As the active form of Cdc42 is necessary for PAK1 activation through autophosphorylation (Rane and Minden, 2014), we examined how loss of vimentin may affect PAK1 activity by assessing PAK1 phosphorylation levels (Fig. 5D). We found that PAK1 phosphorylation after vimentin depletion was indeed reduced (S141 phosphorylation by 35% and T423 phosphorylation by 24%). As an additional control for PAK1-mediated phosphorylation of vimentin, we used the Cdc42 inhibitor ML141 (10 μM), which showed that inhibition of Cdc42 reduced phosphorylation of PAK S141 in WT mEFs by more than 30% (Fig. 5E; Fig. S4B). No significant changes were found in PAK phosphorylation in vimentin-null mEFs. Finally, we analyzed the effect of Cdc42 inhibition on morphology and focal adhesions in vimentin-WT and -null mEFs with ML141. Confocal images (Fig. S4C) and their quantification showed that inhibition of Cdc42 did not mimic all of the morphological changes (Fig. S4D,E) and focal adhesion effects (Fig. S4F–I) that were observed in vimentin-null cells plated on fibronectin. In contrast, collective measures of cell morphology (Fig. S4D,E) and focal adhesions (Fig. S4F–I) showed that ML141 treatment phenocopied the morphological differences observed in WT and vimentin-null mEFs cultured on collagen.

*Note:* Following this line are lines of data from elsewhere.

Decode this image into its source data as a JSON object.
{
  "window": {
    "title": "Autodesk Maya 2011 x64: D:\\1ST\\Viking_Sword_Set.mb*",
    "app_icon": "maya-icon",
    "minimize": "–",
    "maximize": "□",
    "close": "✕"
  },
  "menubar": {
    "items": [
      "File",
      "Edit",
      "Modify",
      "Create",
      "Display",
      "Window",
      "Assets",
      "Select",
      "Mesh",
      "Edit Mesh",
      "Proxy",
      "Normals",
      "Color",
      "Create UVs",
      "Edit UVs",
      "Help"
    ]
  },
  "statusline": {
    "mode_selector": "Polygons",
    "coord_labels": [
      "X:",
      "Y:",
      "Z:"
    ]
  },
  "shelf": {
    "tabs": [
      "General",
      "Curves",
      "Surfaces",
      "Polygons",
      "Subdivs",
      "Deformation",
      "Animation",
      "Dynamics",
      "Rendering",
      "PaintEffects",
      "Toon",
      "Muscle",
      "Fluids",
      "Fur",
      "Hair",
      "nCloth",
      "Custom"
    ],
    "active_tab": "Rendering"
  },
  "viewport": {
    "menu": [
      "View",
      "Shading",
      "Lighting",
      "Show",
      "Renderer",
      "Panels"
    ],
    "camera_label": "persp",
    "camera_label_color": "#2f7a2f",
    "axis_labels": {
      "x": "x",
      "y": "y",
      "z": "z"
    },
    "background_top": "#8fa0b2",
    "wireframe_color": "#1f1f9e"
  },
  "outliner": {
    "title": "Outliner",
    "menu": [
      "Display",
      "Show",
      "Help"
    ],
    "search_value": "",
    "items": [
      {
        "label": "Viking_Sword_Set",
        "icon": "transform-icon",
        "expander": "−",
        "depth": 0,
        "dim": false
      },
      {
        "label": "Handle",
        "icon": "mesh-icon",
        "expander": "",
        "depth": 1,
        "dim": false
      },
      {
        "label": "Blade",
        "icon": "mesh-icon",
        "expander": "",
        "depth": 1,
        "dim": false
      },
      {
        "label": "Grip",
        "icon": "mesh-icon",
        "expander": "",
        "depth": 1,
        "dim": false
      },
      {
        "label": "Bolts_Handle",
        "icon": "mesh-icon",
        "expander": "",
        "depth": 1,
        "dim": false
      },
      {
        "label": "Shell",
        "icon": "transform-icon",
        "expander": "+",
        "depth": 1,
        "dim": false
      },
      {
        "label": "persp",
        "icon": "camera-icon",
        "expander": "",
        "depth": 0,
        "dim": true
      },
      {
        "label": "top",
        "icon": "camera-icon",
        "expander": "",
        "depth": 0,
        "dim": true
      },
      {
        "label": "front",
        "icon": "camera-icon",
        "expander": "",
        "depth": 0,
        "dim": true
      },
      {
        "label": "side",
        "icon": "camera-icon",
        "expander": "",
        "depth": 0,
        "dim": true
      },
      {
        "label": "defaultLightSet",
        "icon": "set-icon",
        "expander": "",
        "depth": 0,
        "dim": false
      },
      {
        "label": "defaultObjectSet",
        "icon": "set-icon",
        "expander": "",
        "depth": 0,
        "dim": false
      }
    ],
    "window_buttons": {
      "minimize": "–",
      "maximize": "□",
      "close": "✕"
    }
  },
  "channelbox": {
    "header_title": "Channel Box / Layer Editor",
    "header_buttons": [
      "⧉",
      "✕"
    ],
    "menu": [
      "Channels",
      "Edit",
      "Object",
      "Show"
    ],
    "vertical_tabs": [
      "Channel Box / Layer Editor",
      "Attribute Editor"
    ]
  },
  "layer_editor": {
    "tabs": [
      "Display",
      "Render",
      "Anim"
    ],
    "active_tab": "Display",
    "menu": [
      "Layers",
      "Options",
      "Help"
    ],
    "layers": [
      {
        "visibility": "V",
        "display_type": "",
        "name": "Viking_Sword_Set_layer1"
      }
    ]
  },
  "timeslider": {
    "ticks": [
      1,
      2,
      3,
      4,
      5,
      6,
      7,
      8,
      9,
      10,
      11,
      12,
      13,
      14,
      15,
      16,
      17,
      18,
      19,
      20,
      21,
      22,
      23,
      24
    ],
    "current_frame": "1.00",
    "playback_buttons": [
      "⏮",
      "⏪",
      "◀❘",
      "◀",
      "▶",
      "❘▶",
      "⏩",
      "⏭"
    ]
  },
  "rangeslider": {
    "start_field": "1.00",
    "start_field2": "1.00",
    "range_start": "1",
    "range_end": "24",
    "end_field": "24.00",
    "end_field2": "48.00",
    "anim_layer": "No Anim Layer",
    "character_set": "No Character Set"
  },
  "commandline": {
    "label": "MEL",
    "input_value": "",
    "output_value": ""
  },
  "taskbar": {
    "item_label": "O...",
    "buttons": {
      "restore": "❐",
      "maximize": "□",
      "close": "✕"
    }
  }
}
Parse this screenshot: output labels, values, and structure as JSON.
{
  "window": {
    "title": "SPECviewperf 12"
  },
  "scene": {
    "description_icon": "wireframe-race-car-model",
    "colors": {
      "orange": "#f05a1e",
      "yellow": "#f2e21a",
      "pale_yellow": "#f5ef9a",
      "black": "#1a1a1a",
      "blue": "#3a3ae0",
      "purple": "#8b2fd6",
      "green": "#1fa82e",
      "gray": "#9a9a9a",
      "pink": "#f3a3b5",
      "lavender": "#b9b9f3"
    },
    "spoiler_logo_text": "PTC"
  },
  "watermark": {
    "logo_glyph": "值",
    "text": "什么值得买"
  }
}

As Cdc42 plays a central role in cell extension formation, we evaluated cell extension formation by immunostaining for the filopodia tip marker myosin-10 (Fig. 5F). These data showed that vimentin depletion was associated with reduced cell extension formation (>56%; Fig. S4J). Wound healing assays in cultured cells treated with scrambled siRNA (control) or with vimentin siRNA and then plated on collagen, showed visually evident differences in the rate of gap closure after vimentin KD. Time-lapse images of in vitro wound closure showed that loss of vimentin delayed wound healing (Fig. 5G). Furthermore, we found no differences in cell migration of vimentin-WT and -null mEFs plated on fibronectin (Fig. S4K). Estimates of migration velocity (Fig. 5H) showed that compared with controls, vimentin KD decreased migration velocity by 36% for 3T3 cells and by more than 35% for mEFs. Collectively these data indicate that vimentin affects the PAK1 activation pathway through inhibition of paxillin-related Cdc42 activation, which in turn contributes to the regulation of cell extension formation and regulation of focal adhesion size in collagen-dependent manner.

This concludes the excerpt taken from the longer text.